Le boucher s’était jeté aux genoux de l’évêque.

– Je te pardonne ! lui dit saint Nicolas. Hâte-toi de reconduire ces petits à leur mère !...

Et c’est, dit-on, depuis ce temps que le grand saint Nicolas est le patron des enfants sages et soumis, aimables et laborieux.

 

... Cette histoire est bien vieille, mais elle se conte toujours aux longues veillées d’hiver, quand la famille est assise autour des bûches étincelantes, et que la voix chevrotante de la grand-mère se mêle au ronronnement des rouets et au cri-cri saccadé du grillon caché entre les briques noircies. Parfois encore, les petites filles la répètent dans leurs folles rondes. C’est toujours la légende du grand saint Nicolas, et la voici telle que la chantent les enfants du nord et de l’est de la France :

 

            Il était trois petits enfants,

            Qui s’en allaient glaner aux champs.

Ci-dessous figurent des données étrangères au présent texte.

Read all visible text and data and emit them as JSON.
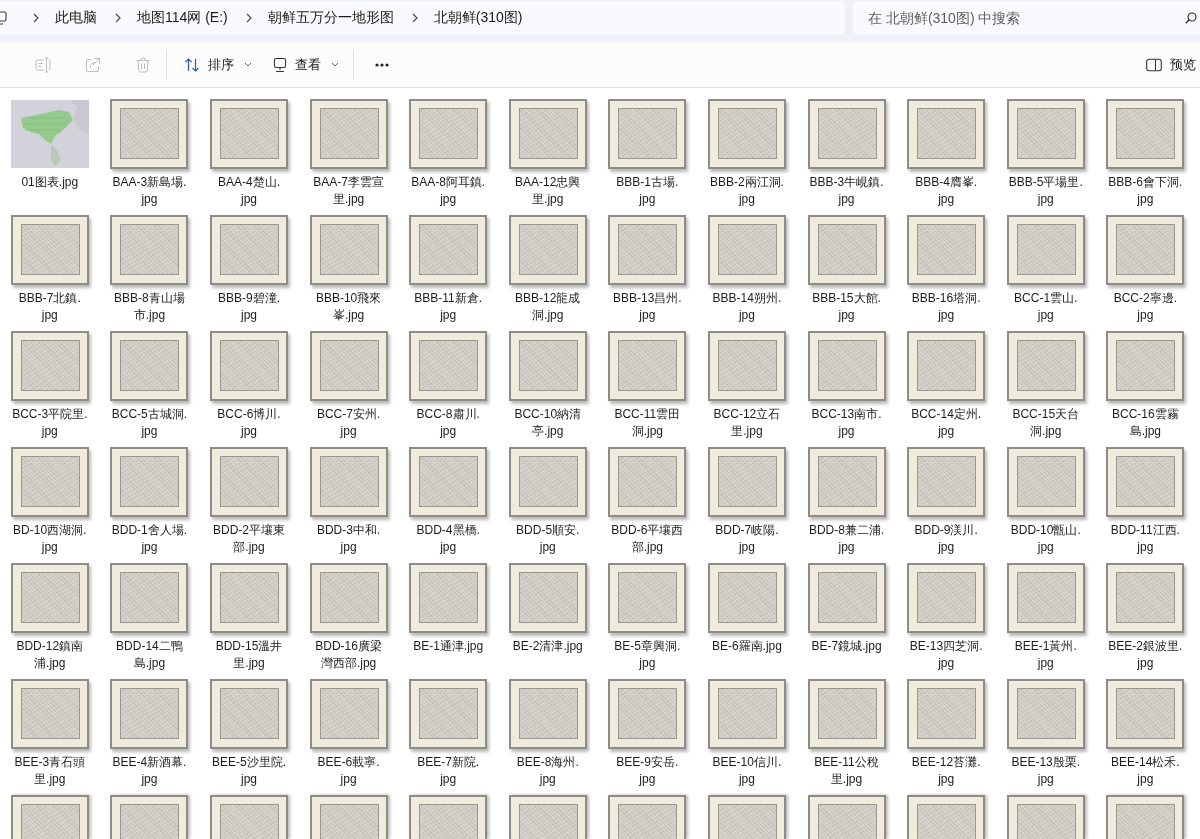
{
  "address_bar": {
    "path": [
      {
        "label": "此电脑"
      },
      {
        "label": "地图114网 (E:)"
      },
      {
        "label": "朝鲜五万分一地形图"
      },
      {
        "label": "北朝鲜(310图)"
      }
    ]
  },
  "search": {
    "placeholder": "在 北朝鲜(310图) 中搜索"
  },
  "toolbar": {
    "actions": [
      {
        "kind": "rename",
        "disabled": true
      },
      {
        "kind": "share",
        "disabled": true
      },
      {
        "kind": "delete",
        "disabled": true
      }
    ],
    "menus": [
      {
        "kind": "sort",
        "label": "排序"
      },
      {
        "kind": "view",
        "label": "查看"
      }
    ],
    "preview": {
      "label": "预览"
    }
  },
  "files": [
    {
      "name": "01图表.jpg",
      "kind": "index"
    },
    {
      "name": "BAA-3新島場.jpg",
      "kind": "map"
    },
    {
      "name": "BAA-4楚山.jpg",
      "kind": "map"
    },
    {
      "name": "BAA-7李雲宣里.jpg",
      "kind": "map"
    },
    {
      "name": "BAA-8阿耳鎮.jpg",
      "kind": "map"
    },
    {
      "name": "BAA-12忠興里.jpg",
      "kind": "map"
    },
    {
      "name": "BBB-1古場.jpg",
      "kind": "map"
    },
    {
      "name": "BBB-2兩江洞.jpg",
      "kind": "map"
    },
    {
      "name": "BBB-3牛峴鎮.jpg",
      "kind": "map"
    },
    {
      "name": "BBB-4膺峯.jpg",
      "kind": "map"
    },
    {
      "name": "BBB-5平場里.jpg",
      "kind": "map"
    },
    {
      "name": "BBB-6會下洞.jpg",
      "kind": "map"
    },
    {
      "name": "BBB-7北鎮.jpg",
      "kind": "map"
    },
    {
      "name": "BBB-8青山場市.jpg",
      "kind": "map"
    },
    {
      "name": "BBB-9碧潼.jpg",
      "kind": "map"
    },
    {
      "name": "BBB-10飛來峯.jpg",
      "kind": "map"
    },
    {
      "name": "BBB-11新倉.jpg",
      "kind": "map"
    },
    {
      "name": "BBB-12龍成洞.jpg",
      "kind": "map"
    },
    {
      "name": "BBB-13昌州.jpg",
      "kind": "map"
    },
    {
      "name": "BBB-14朔州.jpg",
      "kind": "map"
    },
    {
      "name": "BBB-15大館.jpg",
      "kind": "map"
    },
    {
      "name": "BBB-16塔洞.jpg",
      "kind": "map"
    },
    {
      "name": "BCC-1雲山.jpg",
      "kind": "map"
    },
    {
      "name": "BCC-2寧邊.jpg",
      "kind": "map"
    },
    {
      "name": "BCC-3平院里.jpg",
      "kind": "map"
    },
    {
      "name": "BCC-5古城洞.jpg",
      "kind": "map"
    },
    {
      "name": "BCC-6博川.jpg",
      "kind": "map"
    },
    {
      "name": "BCC-7安州.jpg",
      "kind": "map"
    },
    {
      "name": "BCC-8肅川.jpg",
      "kind": "map"
    },
    {
      "name": "BCC-10納清亭.jpg",
      "kind": "map"
    },
    {
      "name": "BCC-11雲田洞.jpg",
      "kind": "map"
    },
    {
      "name": "BCC-12立石里.jpg",
      "kind": "map"
    },
    {
      "name": "BCC-13南市.jpg",
      "kind": "map"
    },
    {
      "name": "BCC-14定州.jpg",
      "kind": "map"
    },
    {
      "name": "BCC-15天台洞.jpg",
      "kind": "map"
    },
    {
      "name": "BCC-16雲霧島.jpg",
      "kind": "map"
    },
    {
      "name": "BD-10西湖洞.jpg",
      "kind": "map"
    },
    {
      "name": "BDD-1舍人場.jpg",
      "kind": "map"
    },
    {
      "name": "BDD-2平壤東部.jpg",
      "kind": "map"
    },
    {
      "name": "BDD-3中和.jpg",
      "kind": "map"
    },
    {
      "name": "BDD-4黑橋.jpg",
      "kind": "map"
    },
    {
      "name": "BDD-5順安.jpg",
      "kind": "map"
    },
    {
      "name": "BDD-6平壤西部.jpg",
      "kind": "map"
    },
    {
      "name": "BDD-7岐陽.jpg",
      "kind": "map"
    },
    {
      "name": "BDD-8兼二浦.jpg",
      "kind": "map"
    },
    {
      "name": "BDD-9渼川.jpg",
      "kind": "map"
    },
    {
      "name": "BDD-10甑山.jpg",
      "kind": "map"
    },
    {
      "name": "BDD-11江西.jpg",
      "kind": "map"
    },
    {
      "name": "BDD-12鎮南浦.jpg",
      "kind": "map"
    },
    {
      "name": "BDD-14二鴨島.jpg",
      "kind": "map"
    },
    {
      "name": "BDD-15溫井里.jpg",
      "kind": "map"
    },
    {
      "name": "BDD-16廣梁灣西部.jpg",
      "kind": "map"
    },
    {
      "name": "BE-1通津.jpg",
      "kind": "map"
    },
    {
      "name": "BE-2清津.jpg",
      "kind": "map"
    },
    {
      "name": "BE-5章興洞.jpg",
      "kind": "map"
    },
    {
      "name": "BE-6羅南.jpg",
      "kind": "map"
    },
    {
      "name": "BE-7鏡城.jpg",
      "kind": "map"
    },
    {
      "name": "BE-13四芝洞.jpg",
      "kind": "map"
    },
    {
      "name": "BEE-1黃州.jpg",
      "kind": "map"
    },
    {
      "name": "BEE-2銀波里.jpg",
      "kind": "map"
    },
    {
      "name": "BEE-3青石頭里.jpg",
      "kind": "map"
    },
    {
      "name": "BEE-4新酒幕.jpg",
      "kind": "map"
    },
    {
      "name": "BEE-5沙里院.jpg",
      "kind": "map"
    },
    {
      "name": "BEE-6載寧.jpg",
      "kind": "map"
    },
    {
      "name": "BEE-7新院.jpg",
      "kind": "map"
    },
    {
      "name": "BEE-8海州.jpg",
      "kind": "map"
    },
    {
      "name": "BEE-9安岳.jpg",
      "kind": "map"
    },
    {
      "name": "BEE-10信川.jpg",
      "kind": "map"
    },
    {
      "name": "BEE-11公稅里.jpg",
      "kind": "map"
    },
    {
      "name": "BEE-12苔灘.jpg",
      "kind": "map"
    },
    {
      "name": "BEE-13殷栗.jpg",
      "kind": "map"
    },
    {
      "name": "BEE-14松禾.jpg",
      "kind": "map"
    }
  ],
  "partial_row": [
    {
      "kind": "map"
    },
    {
      "kind": "map"
    },
    {
      "kind": "map"
    },
    {
      "kind": "map"
    },
    {
      "kind": "map"
    },
    {
      "kind": "map"
    },
    {
      "kind": "map"
    },
    {
      "kind": "map"
    },
    {
      "kind": "map"
    },
    {
      "kind": "map"
    },
    {
      "kind": "map"
    },
    {
      "kind": "map"
    }
  ]
}
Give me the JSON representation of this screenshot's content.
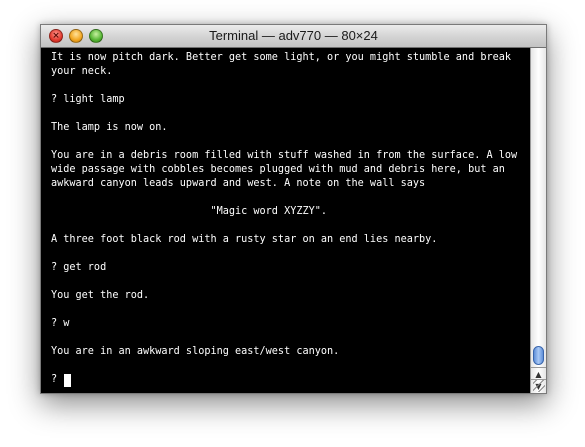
{
  "window": {
    "title": "Terminal — adv770 — 80×24"
  },
  "terminal": {
    "lines": [
      "It is now pitch dark. Better get some light, or you might stumble and break",
      "your neck.",
      "",
      "? light lamp",
      "",
      "The lamp is now on.",
      "",
      "You are in a debris room filled with stuff washed in from the surface. A low",
      "wide passage with cobbles becomes plugged with mud and debris here, but an",
      "awkward canyon leads upward and west. A note on the wall says",
      "",
      "                          \"Magic word XYZZY\".",
      "",
      "A three foot black rod with a rusty star on an end lies nearby.",
      "",
      "? get rod",
      "",
      "You get the rod.",
      "",
      "? w",
      "",
      "You are in an awkward sloping east/west canyon.",
      "",
      "? "
    ]
  },
  "colors": {
    "background": "#000000",
    "text": "#ffffff",
    "scroll_thumb": "#7aa7e9"
  },
  "icons": {
    "close": "close-icon",
    "minimize": "minimize-icon",
    "zoom": "zoom-icon",
    "scroll_up": "arrow-up-icon",
    "scroll_down": "arrow-down-icon",
    "resize": "resize-grip-icon"
  }
}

            S’en vont un soir chez un boucher :

             « Boucher, voudrais-tu nous loger ?

            – Entrez, entrez, petits enfants,

            Y a d’ la place assurément. »

            

            Ils n’étaient pas si tôt entrés,

            Que le boucher les a tués,

            Les a coupés en p’tits morceaux,

            Mis au saloir comme pourceaux.

            

            Saint Nicolas, au bout d’ sept ans,

            Saint Nicolas vint dans ce champ.

            Il s’en alla chez le boucher :

             « Boucher, voudrais-tu me loger ?

            

            – Entrez, entrez, saint Nicolas,

            Y a d’ la place, il n’en manqu’ pas. »

            Il n’était pas si tôt entré,

            Qu’il a demandé à souper.

            

             « Voulez-vous un morceau d’ jambon ?

            – Je n’en veux pas, il n’est pas bon !

            – Voulez-vous un morceau de veau ?

            – Je n’en veux pas, il n’est pas beau !

            

            Du p’tit salé je veux avoir,

            Qu’y a sept ans qu’est dans l’ saloir ! »

            Quand le boucher entendit ç’la,

            Hors de sa porte il s’enfuya (s’enfuit).

            

             « Boucher, boucher, ne t’enfuis pas,

            Repens-toi, Dieu te pardonn’ra. »

            Saint Nicolas posa trois doigts

            Dessus le bord de ce saloir.

            

            Le premier dit : « J’ai bien dormi ! »

            Le second dit : « Et moi aussi ! »

            Et le troisième répondit :

             « Je croyais être en Paradis. »

 

 

Henry CARNOY, Légendes de France, 1885.

 

Recueilli dans Contes populaires et légendes de Lorraine, 1976.